A multi-robot deep Q-learning framework for priority-based sanitization of railway stations

Appl Intell (Dordr). 2023 Apr 18:1-19. doi: 10.1007/s10489-023-04529-0. Online ahead of print.

Abstract

Sanitizing railway stations is a relevant issue, primarily due to the recent evolution of the Covid-19 pandemic. In this work, we propose a multi-robot approach to sanitize railway stations based on a distributed Deep Q-Learning technique. The proposed framework relies on anonymous data from existing WiFi networks to dynamically estimate crowded areas within the station and to develop a heatmap of prioritized areas to be sanitized. Such heatmap is then provided to a team of cleaning robots - each endowed with a robot-specific convolutional neural network - that learn how to effectively cooperate and sanitize the station's areas according to the associated priorities.
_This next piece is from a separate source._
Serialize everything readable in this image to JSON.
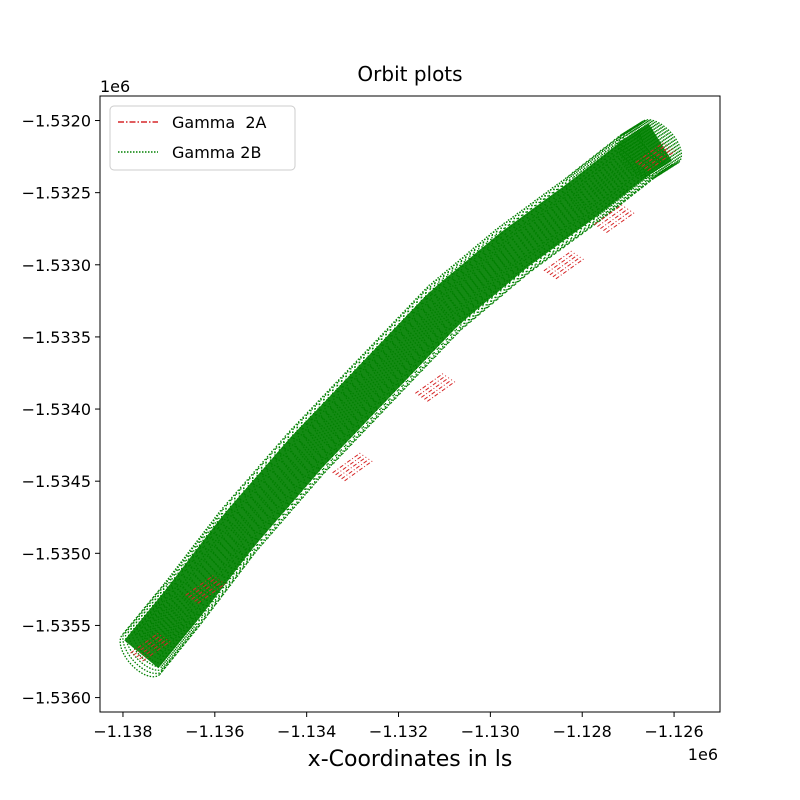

The proposed approach is evaluated in a realistic simulation scenario provided by the Italian largest railways station: Roma Termini. In this setting, we consider different case studies to assess how the approach scales with the number of robots and how the trained system performs with a real dataset retrieved from a one-day data recording of the station's WiFi network.

Keywords: Convolutional neural network; Decentralized; Deep Q-network; Heatmap; Multi-agent; Sanitization.